The fourth characteristic of a leader we need you to possess is that you are able to work collaboratively with others. Of course competition has its place in certain endeavors. But even in sports, where one team is competing against another, it is the team that works well together that wins.
An African proverb that captures the importance of a leader working collaboratively says this: If you want to go fast, go alone. If you want to go far, go together.
While collaborating is always the best way to get something done, the harder the task, the more one needs to work with others. This African proverb captures that point: When spider webs unite, they can even tie up a lion.
You will not be surprised by what I will identify as the fifth characteristic that a leader of your generation must possess. As a former director of the Smithsonian National Museum of African Art, I must call upon you to make the arts an important part of your lives, and to make the arts accessible to everyone.

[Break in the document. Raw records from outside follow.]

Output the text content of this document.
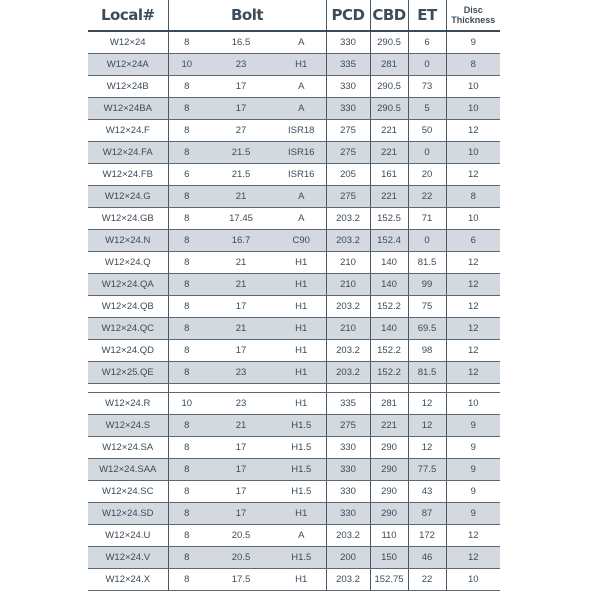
Local#	Bolt			PCD	CBD	ET	Disc
Thickness
W12×24	8	16.5	A	330	290.5	6	9
W12×24A	10	23	H1	335	281	0	8
W12×24B	8	17	A	330	290.5	73	10
W12×24BA	8	17	A	330	290.5	5	10
W12×24.F	8	27	ISR18	275	221	50	12
W12×24.FA	8	21.5	ISR16	275	221	0	10
W12×24.FB	6	21.5	ISR16	205	161	20	12
W12×24.G	8	21	A	275	221	22	8
W12×24.GB	8	17.45	A	203.2	152.5	71	10
W12×24.N	8	16.7	C90	203.2	152.4	0	6
W12×24.Q	8	21	H1	210	140	81.5	12
W12×24.QA	8	21	H1	210	140	99	12
W12×24.QB	8	17	H1	203.2	152.2	75	12
W12×24.QC	8	21	H1	210	140	69.5	12
W12×24.QD	8	17	H1	203.2	152.2	98	12
W12×25.QE	8	23	H1	203.2	152.2	81.5	12

W12×24.R	10	23	H1	335	281	12	10
W12×24.S	8	21	H1.5	275	221	12	9
W12×24.SA	8	17	H1.5	330	290	12	9
W12×24.SAA	8	17	H1.5	330	290	77.5	9
W12×24.SC	8	17	H1.5	330	290	43	9
W12×24.SD	8	17	H1	330	290	87	9
W12×24.U	8	20.5	A	203.2	110	172	12
W12×24.V	8	20.5	H1.5	200	150	46	12
W12×24.X	8	17.5	H1	203.2	152.75	22	10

Yes, our nation and our world need the advantages that can result from what is called STEM— science, technology, engineering and mathematics. But we need to put an A in STEM and that spells STEAM: science, technology, ART and mathematics.

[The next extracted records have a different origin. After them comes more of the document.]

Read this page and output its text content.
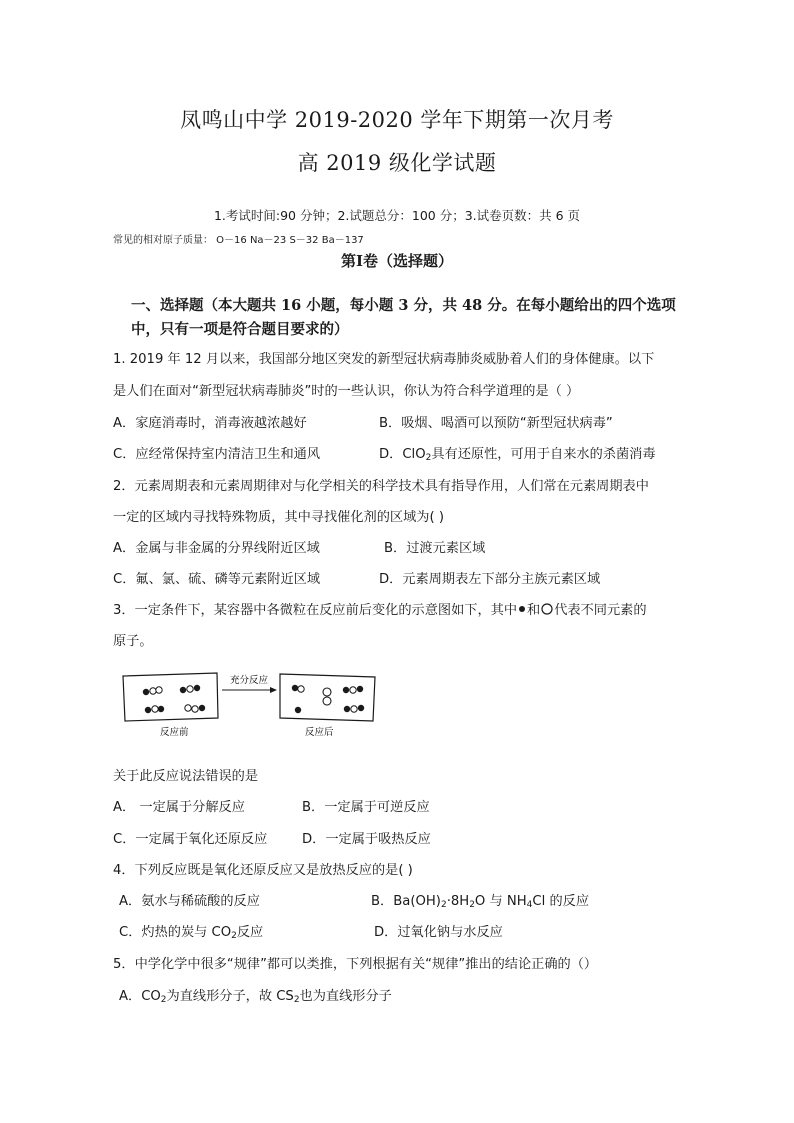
凤鸣山中学 2019-2020 学年下期第一次月考
高 2019 级化学试题
1.考试时间:90 分钟；2.试题总分：100 分；3.试卷页数：共 6 页
常见的相对原子质量： O－16 Na－23 S－32 Ba－137
第Ⅰ卷（选择题）
一、选择题（本大题共 16 小题，每小题 3 分，共 48 分。在每小题给出的四个选项
中，只有一项是符合题目要求的）
1. 2019 年 12 月以来，我国部分地区突发的新型冠状病毒肺炎威胁着人们的身体健康。以下
是人们在面对“新型冠状病毒肺炎”时的一些认识，你认为符合科学道理的是（ ）
A．家庭消毒时，消毒液越浓越好	B．吸烟、喝酒可以预防“新型冠状病毒”
C．应经常保持室内清洁卫生和通风	D．ClO$_2$具有还原性，可用于自来水的杀菌消毒
2．元素周期表和元素周期律对与化学相关的科学技术具有指导作用，人们常在元素周期表中
一定的区域内寻找特殊物质，其中寻找催化剂的区域为( )
A．金属与非金属的分界线附近区域	B．过渡元素区域
C．氟、氯、硫、磷等元素附近区域	D．元素周期表左下部分主族元素区域
3．一定条件下，某容器中各微粒在反应前后变化的示意图如下，其中 和 代表不同元素的
原子。
充分反应
反应前	反应后
关于此反应说法错误的是
A． 一定属于分解反应	B．一定属于可逆反应
C．一定属于氧化还原反应	D．一定属于吸热反应
4．下列反应既是氧化还原反应又是放热反应的是( )
A．氨水与稀硫酸的反应	B．$Ba(OH)_2\cdot 8H_2O$ 与 $NH_4Cl$ 的反应
C．灼热的炭与 $CO_2$反应	D．过氧化钠与水反应
5．中学化学中很多“规律”都可以类推，下列根据有关“规律”推出的结论正确的（）
A．$CO_2$为直线形分子，故 $CS_2$也为直线形分子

Music, dance, theater and the visual arts have the power to not only help us to understand ourselves, but to understand others. As Warren Robbins, the founder of the National Museum of African Art put it: Art can encourage cross-cultural communication.
I also challenge you future leaders to work to bring greater diversity, equity, accessibility and inclusion into the world of the arts. For the arts should belong to everyone!
The sixth, final and in my view the most important attribute you need to possess if you are to be the kind of leader our world needs is this. You must stand up and speak out for what is right and what is just.
Dear graduates, how well you know that there is so much in our world that is not right and not just. Indeed, in our country and around the world, there is a resurgence in open displays of bigotry and discrimination. There are countless expressions of racism, sexism, anti-Semitism, classism, ablism and ageism.
We are living in a time when the kind of open expressions of homophobia that we thought had been put to rest have resurfaced. And think about how widespread Islamophobia has become as it fuels words and actions against immigrants.
So what kind of leader does our world need to respond to these expressions of inequality and injustice? Our world needs leaders who will do what the great African American lesbian writer Audre Lorde called for. That is, to break the silence about our differences.
Today, more than ever, our world needs leaders who will stand up and speak out about the beauty and the power of diversity. As a Chinese saying puts it: One flower never makes a spring.
Listen to the words of Helen Keller, another of my sheros who was deaf, blind, and a great social activist. She said: The highest result of education is tolerance. Of course, we need leaders who move beyond tolerance to respecting and celebrating human diversity.
Each of us must do what we can to make our world better, more peaceful and more just. There is an African proverb that explains why everyone can help in this struggle. The saying is this: If you think you are too small to make a difference, try sleeping in a closed room with a mosquito.
So dear graduates go on and be the leaders our world needs you to be.
My warmest congratulations to each of you in this mighty class of 2017!